Two plans keep it affordable: Self-Learn at ₹4,999 and Live Help at ₹11,999 (as of 2026 — confirm the latest at aiacademia.in). We've trained 1,300+ students and hold a 4.8★ rating across 200+ reviews. We don't promise jobs — nobody honestly can — but we do provide serious career support: portfolio projects, resume help, and interview preparation. For a full cost comparison of options in the city, see our breakdown of AI course fees in Kolkata in 2026.
The bottom line
The AI jobs paradox isn't a contradiction — it's a sorting machine. On one side: routine roles being cut, with India second in global layoffs. On the other: AI hiring projected to grow 32% in 2026 and a shortage of lakhs of qualified people. The line between the two sides is not luck, age, or an IIT degree. It's whether you've learned the skills the market is actually paying for — 73% of employers say they hire skills-first. The gap is real, the demand is verified, and the path is learnable. Start this month, and by early 2027 you're on the side of the paradox that gets recruiter calls.

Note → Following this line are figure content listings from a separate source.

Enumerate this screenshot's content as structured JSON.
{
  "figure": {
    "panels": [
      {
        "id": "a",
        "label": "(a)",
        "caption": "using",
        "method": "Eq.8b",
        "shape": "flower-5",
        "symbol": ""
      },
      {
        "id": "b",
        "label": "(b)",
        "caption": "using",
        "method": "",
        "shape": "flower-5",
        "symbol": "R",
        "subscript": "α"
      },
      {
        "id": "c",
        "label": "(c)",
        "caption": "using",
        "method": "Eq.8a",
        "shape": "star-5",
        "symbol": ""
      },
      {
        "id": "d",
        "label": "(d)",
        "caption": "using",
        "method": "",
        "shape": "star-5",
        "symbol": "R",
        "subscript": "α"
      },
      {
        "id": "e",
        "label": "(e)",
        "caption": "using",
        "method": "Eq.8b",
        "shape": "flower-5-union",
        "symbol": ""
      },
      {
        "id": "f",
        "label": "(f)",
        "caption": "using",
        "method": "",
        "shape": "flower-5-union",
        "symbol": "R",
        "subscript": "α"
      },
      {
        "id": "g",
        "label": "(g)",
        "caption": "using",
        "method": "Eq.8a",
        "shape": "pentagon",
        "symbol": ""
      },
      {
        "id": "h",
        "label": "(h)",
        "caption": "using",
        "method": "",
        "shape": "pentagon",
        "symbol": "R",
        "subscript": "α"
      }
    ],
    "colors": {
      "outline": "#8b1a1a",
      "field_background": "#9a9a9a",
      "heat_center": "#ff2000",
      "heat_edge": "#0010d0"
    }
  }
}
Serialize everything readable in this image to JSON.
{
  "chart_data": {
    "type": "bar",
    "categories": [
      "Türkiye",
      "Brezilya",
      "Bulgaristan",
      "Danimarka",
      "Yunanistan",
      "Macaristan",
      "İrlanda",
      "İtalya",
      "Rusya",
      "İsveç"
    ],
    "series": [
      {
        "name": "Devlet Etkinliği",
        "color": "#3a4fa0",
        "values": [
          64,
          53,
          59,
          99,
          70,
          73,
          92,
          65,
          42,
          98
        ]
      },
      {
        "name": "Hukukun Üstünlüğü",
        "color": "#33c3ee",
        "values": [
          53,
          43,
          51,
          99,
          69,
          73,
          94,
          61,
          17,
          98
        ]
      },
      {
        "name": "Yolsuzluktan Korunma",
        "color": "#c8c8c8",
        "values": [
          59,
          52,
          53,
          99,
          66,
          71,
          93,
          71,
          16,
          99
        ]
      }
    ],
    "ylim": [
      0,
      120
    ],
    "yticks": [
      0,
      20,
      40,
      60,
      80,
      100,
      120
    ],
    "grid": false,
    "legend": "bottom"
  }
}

Frequently Asked Questions
AI is changing IT jobs more than simply deleting them. Per Naukri.com data reported by ETV Bharat (July 2026), overall IT hiring in India fell about 3% year-on-year while hiring for AI-specific roles rose 16% — so demand is moving, not vanishing. Routine, repetitive work (basic testing, manual support, simple maintenance coding) is the most exposed, while roles that build, deploy, and manage AI systems are growing fast. NASSCOM's Strategic Review 2026, cited in the same report, still recorded 1.35 lakh net jobs added by the industry in FY2026. The realistic takeaway: the risk is staying static in a routine role, and the protection is adding AI skills to whatever you already do.